Soprano Jonaina Salvador delivered a captivating performance of Berlioz's *Les nuits d'été* and Debussy's *La damoiselle élue* on Saturday evening, closing Andorra Lírica's 11th opera season at the Church of Sant Julià i Sant Germà.

Dressed in white to evoke the ethereal *Damoiselle élue*, Salvador welcomed the audience despite strong winds battering the village. She then brought to life the two works, united by themes of love, desire, nostalgia, and mystery, though performed independently.

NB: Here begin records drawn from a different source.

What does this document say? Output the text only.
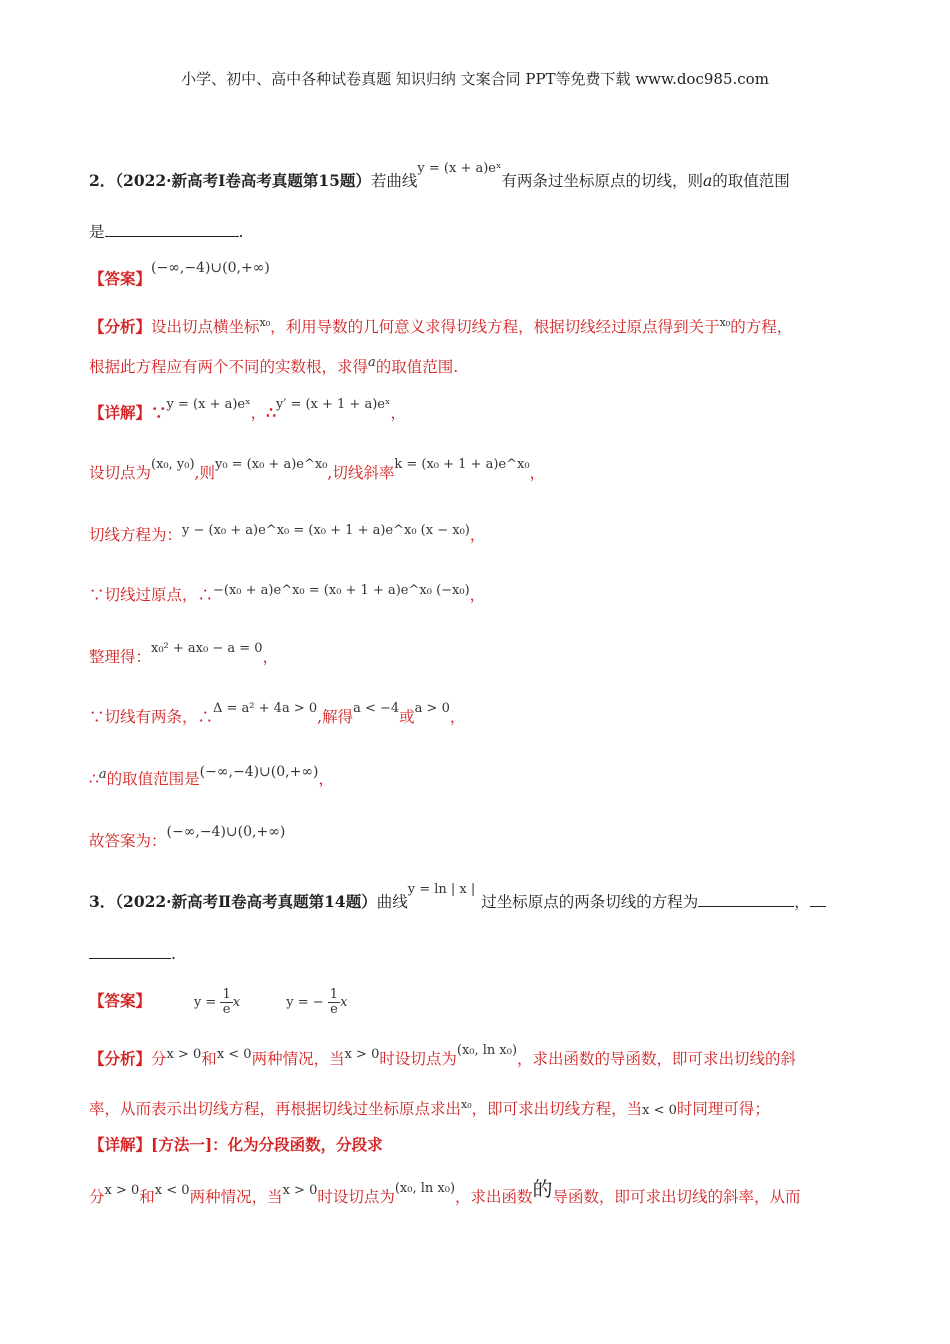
小学、初中、高中各种试卷真题 知识归纳 文案合同 PPT等免费下载 www.doc985.com
2．（2022·新高考Ⅰ卷高考真题第15题）若曲线$^{y = (x + a)eˣ}$有两条过坐标原点的切线，则a的取值范围
是	.
【答案】(−∞,−4)∪(0,+∞)
【分析】设出切点横坐标$^{x_0}$，利用导数的几何意义求得切线方程，根据切线经过原点得到关于$^{x_0}$的方程，
根据此方程应有两个不同的实数根，求得$^a$的取值范围.
【详解】∵$^{y = (x + a)eˣ}$，∴$^{y' = (x + 1 + a)eˣ}$，
设切点为$^{(x_0, y_0)}$,则$^{y_0 = (x_0 + a)e\^{}x_0}$,切线斜率$^{k = (x_0 + 1 + a)e\^{}x_0}$，
切线方程为：$^{y - (x_0 + a)e\^{}x_0 = (x_0 + 1 + a)e\^{}x_0 (x - x_0)}$，
∵切线过原点，∴$^{-(x_0 + a)e\^{}x_0 = (x_0 + 1 + a)e\^{}x_0 (-x_0)}$，
整理得：$^{x_0^2 + ax_0 - a = 0}$，
∵切线有两条，∴$^{\Delta = a^2 + 4a > 0}$,解得$^{a < -4}$或$^{a > 0}$，
∴$^a$的取值范围是(−∞,−4)∪(0,+∞)，
故答案为：(−∞,−4)∪(0,+∞)
3．（2022·新高考Ⅱ卷高考真题第14题）曲线$^{y = ln | x |}$过坐标原点的两条切线的方程为	，
.
【答案】	$y = \frac{1}{e}$ x	y = − $\frac{1}{e}$ x
【分析】分$^{x > 0}$和$^{x < 0}$两种情况，当$^{x > 0}$时设切点为$^{(x_0, ln x_0)}$，求出函数的导函数，即可求出切线的斜
率，从而表示出切线方程，再根据切线过坐标原点求出$^{x_0}$，即可求出切线方程，当x < 0时同理可得；
【详解】[方法一]：化为分段函数，分段求
分$^{x > 0}$和$^{x < 0}$两种情况，当$^{x > 0}$时设切点为$^{(x_0, ln x_0)}$，求出函数的导函数，即可求出切线的斜率，从而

The first half featured Berlioz's cycle of six songs—*Villanelle*, *Le spectre de la rose*, *Sur les lagunes*, *L’absence*, *L’ile inconnue*, and *Au cimetière*—accompanied by the Francesc Valls women's choir from Barcelona Cathedral and the Orquestra Filharmònica de la Manxa. Salvador's singing shone with natural emotion and elegant phrasing, adapting seamlessly to the Romantic lieder's poetic narration. Highlights included the exceptional poignancy of *Sur les lagunes*, the dramatic frustration in *L’ile inconnue*—portraying a search for eternal love—and the fleeting petal imagery in *Le spectre de la rose*. Salvador noted the songs' variety: *L’absence* captures youthful infatuation, *L’ile inconnue* questions love's origins, and *Au cimetière* demands meditative control with its extended lines.

The second half presented Debussy's cantata *La damoiselle élue*, a dialogue drawn from Dante Gabriel Rossetti's poem. Salvador as soprano and mezzo-soprano Assumpta Cumí portrayed a woman on heaven's golden balcony, yearning for her earthly lover in a sensual, mystical ascent. Wagnerian shadows lingered in the orchestration and leitmotifs, blended with Debussy's modal scales, whole tones, and static harmonic progressions. The soundscape—perfumed light from delicate women's voices, choir, and orchestra—created an intimate, transformative experience.

The church's meditative acoustics amplified the programme's introspective demands, favouring subtlety over operatic force. As Salvador intended, the evening made death and love audible, with Berlioz's contained fervour yielding to refined interiority. Winds had eased by the close, mirroring the music's gentle resolution.

Andorra Lírica, founded by Salvador in 2016, has now staged around 36 events in formats from opera to zarzuela.